‘Hit the reset button’: Colorado group calls for return to stay-at-home order

More testing, contact-tracing capacity needed to contain COVID-19, experts say

(Justin Paget/Getty Images)

“Shut it down, start over, do it right.”

That’s the message from a national coalition of health professionals and advocacy groups who say that it’s time for state and local governments — including in Colorado — to return to strict social-distancing measures like stay-at-home orders and travel restrictions to combat worrying trends in COVID-19 case data.

“Colorado needs to hit the reset button,” said Allison Conwell, an advocate with the Colorado Public Interest Research Group. With hundreds of new cases still being reported daily five months into the coronavirus pandemic, CoPIRG is calling on the state to re-enact its stay-at-home order and ban nonessential interstate travel until improved testing capacity, contact tracing and other mitigation measures are put in place.

Colorado has fared better than many other states amid a nationwide surge in COVID-19 cases and hospitalizations in recent weeks, and Gov. Jared Polis expressed confidence this week that the wave of new infections across the state is “plateauing.” But advocates with a national coalition of PIRG affiliates — backed by hundreds of medical professionals and public health experts who signed an open letter authored by the group last month — argue that the continued “reopening” of states across the country is costing too many lives.

“Plateauing is a great step down from an increase, but it’s not a decrease,” Conwell told Newsline in an interview. “The (state’s) goal right now is to keep the virus at a level where it doesn’t overwhelm hospitals, but we believe that the goal should be to reduce infection rates to a point where we can actually contain the virus, and stop any more unnecessary deaths.”

That differs from the message sent throughout the pandemic by Polis, who has consistently said that the state’s objective is to prevent case loads from exceeding hospital capacity and achieve social distancing in a way that is “economically sustainable.”

“The Governor will continue to make decisions based on the latest data and recommendations from the state’s top public health experts,” Polis spokesperson Conor Cahill wrote in an email. “We regularly coordinate and collaborate with local county health departments and will continue to do so. Our top priority is to continue protecting the health and safety of Coloradans.”

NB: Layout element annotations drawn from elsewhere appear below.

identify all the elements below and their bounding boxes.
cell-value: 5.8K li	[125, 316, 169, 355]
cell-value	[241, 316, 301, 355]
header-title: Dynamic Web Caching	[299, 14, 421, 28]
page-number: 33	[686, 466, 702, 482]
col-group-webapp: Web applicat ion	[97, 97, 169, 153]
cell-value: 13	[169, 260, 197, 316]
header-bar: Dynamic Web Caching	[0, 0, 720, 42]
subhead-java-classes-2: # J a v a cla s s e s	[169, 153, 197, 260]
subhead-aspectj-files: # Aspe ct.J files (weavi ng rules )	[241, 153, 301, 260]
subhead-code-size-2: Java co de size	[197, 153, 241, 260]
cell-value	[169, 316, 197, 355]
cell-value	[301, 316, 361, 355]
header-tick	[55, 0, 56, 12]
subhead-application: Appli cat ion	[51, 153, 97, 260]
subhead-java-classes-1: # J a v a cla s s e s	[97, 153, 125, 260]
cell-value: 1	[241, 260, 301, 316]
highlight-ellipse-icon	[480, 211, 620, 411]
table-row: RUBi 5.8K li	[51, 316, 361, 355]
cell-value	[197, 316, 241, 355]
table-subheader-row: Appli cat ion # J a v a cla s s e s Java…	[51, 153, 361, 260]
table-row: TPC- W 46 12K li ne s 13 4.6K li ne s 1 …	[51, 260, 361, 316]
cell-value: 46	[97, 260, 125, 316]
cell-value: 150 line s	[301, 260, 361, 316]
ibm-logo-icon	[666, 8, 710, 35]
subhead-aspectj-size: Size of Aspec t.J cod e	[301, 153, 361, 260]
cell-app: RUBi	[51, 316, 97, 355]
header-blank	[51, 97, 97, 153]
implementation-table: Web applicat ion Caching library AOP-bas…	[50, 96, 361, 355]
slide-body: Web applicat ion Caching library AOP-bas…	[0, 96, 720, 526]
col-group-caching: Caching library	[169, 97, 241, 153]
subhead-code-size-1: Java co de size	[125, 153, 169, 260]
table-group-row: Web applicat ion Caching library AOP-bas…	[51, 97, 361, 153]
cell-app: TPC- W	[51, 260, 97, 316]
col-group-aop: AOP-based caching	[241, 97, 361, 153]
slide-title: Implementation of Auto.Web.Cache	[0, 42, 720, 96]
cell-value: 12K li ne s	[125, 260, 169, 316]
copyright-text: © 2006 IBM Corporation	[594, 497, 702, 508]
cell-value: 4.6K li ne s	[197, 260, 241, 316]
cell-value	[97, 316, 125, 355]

As of Aug. 1, at least 1,710 Coloradans have died as a result of contracting COVID-19, according to CDC data — though public-health analyses of “excess deaths” have suggested that the virus’ actual death toll, including in Colorado, is significantly higher than official counts indicate. More than 150,000 confirmed deaths have been reported nationwide, and experts predict that that figure will exceed 230,000 by November.

More testing, tracing needed

In response to rising case numbers in July, Polis implemented several new measures aimed at slowing the spread of the virus, including a statewide mask mandate and an order requiring bars and restaurants to stop alcohol sales at 10 p.m. The Colorado Department of Public Health and Environment also warned 15 counties that they were at risk of losing their variances, which allow local governments to further loosen certain restrictions, if case data continues to trend in the wrong direction.

In Denver, where a spike in new cases and strained testing capacity has alarmed public health officials, Mayor Michael Hancock urged residents to follow mask-wearing and social-distancing protocols if they want to prevent a return to shutdown measures.

Continued warning signs in the city’s COVID-19 data “would likely trigger additional rollbacks and possible action by the state,” Hancock said in a July 31 press conference. “That is what we want to avoid.”

But CoPIRG advocates say that such measures are needed now. They point to a new paper released by researchers at the Harvard Global Health Institute, which suggests that in order to effectively suppress the virus, governments must achieve a testing positivity rate of less than 3%, combined with the implementation of robust contact-tracing programs.

In their open letter to policymakers, PIRG advocates and health professionals warned that failing to achieve such suppression will result in “widespread suffering and death.” Signed by influential public health experts like World Health Organization special advisor Dr. Ezekiel Emmanuel and researchers from Harvard and Johns Hopkins University, the letter called on governments to close all nonessential businesses, restrict interstate travel and mandate mask-wearing in all public spaces until cases decline dramatically and more effective mitigation is possible.

“We need that protocol in place until case numbers recede to a level at which we have the capacity to effectively test and trace,” the letter reads. “Then, and only then, we can try a little more opening, one small step at a time.”